Tuesday, 30 August 2011

Libyan justice minister promises Lockerbie inquiry

[This is the sub-heading over the lead story on the front page of today's Scottish edition of The Times. It does not appear on the newspaper's website. The article reads in part:]

Colonel Muammar Gaddafi will be given a public trial and executed in private by firing squad if caught and convicted of crimes against humanity, Libya's new Justice Minister told The Times yesterday.(...)

Mr [Mohammed] al-Alagi, a former head of Libya's Human Rights Association, complained that British and American politicians were putting unfair pressure on Libya's fledgling government to send the Lockerbie bomber back to Scotland, but promised to do all he could to reveal who was really responsible for Britain's worst terrorist outrage.

[Mr al-Alagi has already stated that Megrahi is innocent.

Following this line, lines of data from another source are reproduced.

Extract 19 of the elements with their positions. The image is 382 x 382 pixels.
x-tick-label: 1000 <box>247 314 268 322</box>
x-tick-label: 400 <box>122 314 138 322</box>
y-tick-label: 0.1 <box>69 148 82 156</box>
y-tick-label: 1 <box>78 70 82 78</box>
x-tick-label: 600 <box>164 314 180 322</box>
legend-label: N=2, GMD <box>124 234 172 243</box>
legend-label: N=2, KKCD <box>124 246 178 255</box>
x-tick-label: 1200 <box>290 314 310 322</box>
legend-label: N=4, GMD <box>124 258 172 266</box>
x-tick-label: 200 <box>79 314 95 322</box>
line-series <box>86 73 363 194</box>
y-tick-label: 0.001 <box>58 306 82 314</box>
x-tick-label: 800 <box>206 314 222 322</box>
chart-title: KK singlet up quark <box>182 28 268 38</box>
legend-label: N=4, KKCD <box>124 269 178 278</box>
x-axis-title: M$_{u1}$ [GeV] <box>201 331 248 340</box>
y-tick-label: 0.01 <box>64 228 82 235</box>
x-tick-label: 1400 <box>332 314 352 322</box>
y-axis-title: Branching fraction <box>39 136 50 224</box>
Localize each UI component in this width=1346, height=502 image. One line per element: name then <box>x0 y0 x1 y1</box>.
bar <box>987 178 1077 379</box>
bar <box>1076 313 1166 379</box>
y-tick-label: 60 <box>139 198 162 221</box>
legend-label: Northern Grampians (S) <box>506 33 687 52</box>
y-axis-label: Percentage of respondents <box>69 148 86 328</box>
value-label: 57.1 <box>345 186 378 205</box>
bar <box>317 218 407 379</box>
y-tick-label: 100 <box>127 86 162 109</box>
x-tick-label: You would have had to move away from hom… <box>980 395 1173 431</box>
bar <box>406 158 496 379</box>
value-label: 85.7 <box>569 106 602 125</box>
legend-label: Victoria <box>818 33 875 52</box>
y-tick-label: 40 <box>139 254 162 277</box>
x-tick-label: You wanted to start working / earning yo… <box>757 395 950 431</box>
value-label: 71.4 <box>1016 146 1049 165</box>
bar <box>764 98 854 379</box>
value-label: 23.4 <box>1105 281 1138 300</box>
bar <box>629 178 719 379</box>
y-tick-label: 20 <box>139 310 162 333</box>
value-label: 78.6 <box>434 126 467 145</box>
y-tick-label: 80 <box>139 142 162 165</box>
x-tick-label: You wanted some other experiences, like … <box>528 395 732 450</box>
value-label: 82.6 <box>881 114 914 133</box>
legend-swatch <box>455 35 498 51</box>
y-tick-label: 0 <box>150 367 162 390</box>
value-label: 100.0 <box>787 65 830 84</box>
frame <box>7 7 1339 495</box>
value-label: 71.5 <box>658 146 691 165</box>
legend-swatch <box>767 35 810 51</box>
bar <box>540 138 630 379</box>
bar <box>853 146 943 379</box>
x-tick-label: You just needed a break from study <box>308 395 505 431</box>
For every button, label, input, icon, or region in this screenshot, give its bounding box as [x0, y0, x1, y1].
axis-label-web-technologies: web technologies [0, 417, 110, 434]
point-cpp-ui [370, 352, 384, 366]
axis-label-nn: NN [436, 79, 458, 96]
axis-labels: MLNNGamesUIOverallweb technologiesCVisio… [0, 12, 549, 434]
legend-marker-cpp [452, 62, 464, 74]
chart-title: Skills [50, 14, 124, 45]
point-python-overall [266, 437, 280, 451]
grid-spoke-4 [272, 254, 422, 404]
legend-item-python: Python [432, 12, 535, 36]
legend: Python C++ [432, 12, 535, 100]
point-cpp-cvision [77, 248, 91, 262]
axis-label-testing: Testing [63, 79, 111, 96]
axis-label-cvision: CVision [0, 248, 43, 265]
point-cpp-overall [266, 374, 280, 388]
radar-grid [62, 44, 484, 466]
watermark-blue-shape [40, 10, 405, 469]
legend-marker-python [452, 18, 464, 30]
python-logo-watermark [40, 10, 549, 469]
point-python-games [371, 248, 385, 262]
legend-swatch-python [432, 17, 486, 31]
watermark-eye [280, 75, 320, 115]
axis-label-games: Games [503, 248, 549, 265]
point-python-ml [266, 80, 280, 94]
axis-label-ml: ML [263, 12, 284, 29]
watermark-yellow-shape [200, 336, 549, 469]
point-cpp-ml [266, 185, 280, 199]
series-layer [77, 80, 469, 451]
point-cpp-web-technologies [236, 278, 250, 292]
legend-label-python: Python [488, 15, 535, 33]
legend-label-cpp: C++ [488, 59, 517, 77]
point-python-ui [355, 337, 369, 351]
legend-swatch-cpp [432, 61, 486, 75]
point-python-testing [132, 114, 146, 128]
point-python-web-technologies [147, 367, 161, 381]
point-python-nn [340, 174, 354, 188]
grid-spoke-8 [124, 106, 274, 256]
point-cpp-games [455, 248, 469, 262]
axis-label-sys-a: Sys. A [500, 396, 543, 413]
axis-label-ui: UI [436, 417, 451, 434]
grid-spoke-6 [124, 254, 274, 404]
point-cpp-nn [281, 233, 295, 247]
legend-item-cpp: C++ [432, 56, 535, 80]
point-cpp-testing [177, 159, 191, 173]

The first leader in The Times (behind the paywall) contains the following:]

We may never know whether pressure from the Libyan government, who made it repeatedly clear that it wanted al-Megrahi returned, played any part in the decision to grant compassionate release. But the timing of that decision could hardly have been worse, because it allowed the suspicion to fester, while denying the opportunity of allowing Scottish justice to run its course.

An appeal, which would have come before the Scottish courts some time early in 2010, would have examined all the outstanding evidence — of those who claimed that he was innocent on the one hand, and those who had secured his conviction on the other. When, in August 2009, al-Megrahi’s legal team announced unexpectedly that it was dropping his appeal, the idea inevitably grew that this was a condition of his release. The ill-advised visit paid to him in his prison cell by Kenny MacAskill, the Scottish Justice Miniser, fuelled that view. Ministers have denied, angrily and repeatedly, that there was any deal. But the doubts linger.

They will be bolstered by a comment made yesterday by Jim Swire, whose daughter died in the tragedy, but who has often repeated his long-held belief that al-Megrahi is innocent. He said, among other things: “This is a man who withdrew his appeal so that he could be allowed to die close to his family, and he deserves to be left in peace for his last days.”

A slip of the tongue? Or a hint that there was indeed a quid pro quo — that dropping the appeal was a condition of his release. Now that Gaddafi himself is on the run, and the transitional government has promised to re-examine the evidence, we may eventually learn more about the circumstances of al-Megrahi’s return, and whether the Libyan leader himself was involved in helping to secure it. In the meantime, we are left with a legacy of doubt, suspicion, rumour and innuendo. The fact that the Lockerbie bomber is now finally dying will do little to dispose of it.

1 comment:

  1. This sorry pathetic saga makes clear the servants riding horses are well represented in the fields of politics.

    No wonder people become cynical of authority and look for conspiracy motives.